La transacción, valorizada en US$ 484 millones, integra activos estratégicos del complejo de Huachipato con las plantas productivas y la red de recolección de chatarra de AZA. De esta manera, la alianza busca seguir con la actividad siderúrgica bajo un nuevo modelo de negocios.

Huachipato puso punto final a sus funciones en septiembre de 2024. Al confirmarse esta nueva etapa, el alcalde de Talcahuano, Eduardo Saavedra, indicó que se proyecta un potente impacto en el modelo industrial de la región.

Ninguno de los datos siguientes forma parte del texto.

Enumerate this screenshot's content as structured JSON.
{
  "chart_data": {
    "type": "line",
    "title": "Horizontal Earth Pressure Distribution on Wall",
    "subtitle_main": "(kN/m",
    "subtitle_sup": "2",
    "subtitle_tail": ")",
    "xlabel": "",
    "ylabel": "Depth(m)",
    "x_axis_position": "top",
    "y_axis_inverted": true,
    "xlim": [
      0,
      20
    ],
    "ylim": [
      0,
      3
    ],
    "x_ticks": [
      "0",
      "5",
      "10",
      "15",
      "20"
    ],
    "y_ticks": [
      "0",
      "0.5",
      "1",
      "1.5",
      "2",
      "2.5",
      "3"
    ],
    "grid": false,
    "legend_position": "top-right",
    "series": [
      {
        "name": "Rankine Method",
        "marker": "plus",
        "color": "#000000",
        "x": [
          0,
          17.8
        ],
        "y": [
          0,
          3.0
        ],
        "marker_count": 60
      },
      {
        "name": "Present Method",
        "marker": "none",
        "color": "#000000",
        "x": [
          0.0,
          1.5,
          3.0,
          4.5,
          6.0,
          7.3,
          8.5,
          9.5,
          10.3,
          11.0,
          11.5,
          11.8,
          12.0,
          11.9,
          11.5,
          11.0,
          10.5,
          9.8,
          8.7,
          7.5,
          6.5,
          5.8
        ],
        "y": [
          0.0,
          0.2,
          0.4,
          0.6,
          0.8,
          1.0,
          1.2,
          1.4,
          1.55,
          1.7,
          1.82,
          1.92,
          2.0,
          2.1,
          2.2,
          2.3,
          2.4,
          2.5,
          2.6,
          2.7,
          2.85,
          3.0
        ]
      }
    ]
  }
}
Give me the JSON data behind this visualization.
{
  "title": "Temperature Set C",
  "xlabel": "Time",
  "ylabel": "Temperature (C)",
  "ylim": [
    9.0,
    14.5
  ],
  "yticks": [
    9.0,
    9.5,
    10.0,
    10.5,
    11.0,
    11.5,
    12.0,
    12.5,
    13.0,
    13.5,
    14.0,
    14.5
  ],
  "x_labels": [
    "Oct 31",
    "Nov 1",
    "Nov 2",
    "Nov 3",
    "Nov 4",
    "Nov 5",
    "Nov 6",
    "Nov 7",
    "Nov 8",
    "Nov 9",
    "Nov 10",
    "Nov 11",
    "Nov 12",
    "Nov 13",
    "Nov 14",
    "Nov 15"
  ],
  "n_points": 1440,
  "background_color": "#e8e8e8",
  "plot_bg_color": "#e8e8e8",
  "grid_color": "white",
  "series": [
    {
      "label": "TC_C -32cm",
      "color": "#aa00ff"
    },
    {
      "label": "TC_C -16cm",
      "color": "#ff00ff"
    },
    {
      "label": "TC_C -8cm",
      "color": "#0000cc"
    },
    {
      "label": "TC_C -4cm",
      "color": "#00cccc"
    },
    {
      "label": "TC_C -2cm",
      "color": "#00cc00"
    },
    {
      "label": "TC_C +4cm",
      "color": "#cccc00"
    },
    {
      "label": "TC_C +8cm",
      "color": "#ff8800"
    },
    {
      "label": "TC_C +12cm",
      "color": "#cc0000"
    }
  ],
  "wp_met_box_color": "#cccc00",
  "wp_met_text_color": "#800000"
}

Cuando se concreten las aprobaciones regulatorias, la actividad siderúrgica regresará al complejo industrial del Biobío, donde la chatarra ferrosa se ocupará como materia prima y hornos eléctricos para fabricar acero. Así, van a disminuir considerablemente las emisiones, generando una menor huella de carbono.

“CAP se ha mantenido buscando socios (…) la compra por parte de Aza permitirá volver a operar la siderúrgica, en condiciones muy distintas a lo que conocíamos, con una operación combinada y nuevos inversionistas. Va a generar empleo y se suma a una serie de iniciativas que han impulsado, por ejemplo, el centro de manufactura avanzada o el hidrógeno verde, y otras medidas que van a potenciar a la región como la capital de la recuperación económica de Chile”, mencionó el gobernador, Sergio Giacaman.

Según lo informado, CAP recibirá US$130 millones por participación accionaria del 15%, mientras que AZA aportará activos valorizados en US$354 millones y tendrá un del 85% del manejo.

Cristóbal Herrera, gerente general de CPC Biobío, expuso que “esto revitaliza la industria manufacturera de la región”.

Desde el mundo político, el senador Enrique van Rysselberghe, dijo que “este acuerdo es una muy buena noticia para nuestra región. No solo por el regreso de una empresa emblemática, sino que por los efectos económicos que tendrá en el empleo y en la inversión del Gran Concepción”.

El acero verde se fabrica generando una huella de carbono cercana a cero. A diferencia del método tradicional que utiliza carbón, su producción se basa en energías renovables, hidrógeno verde y el reciclaje de chatarra.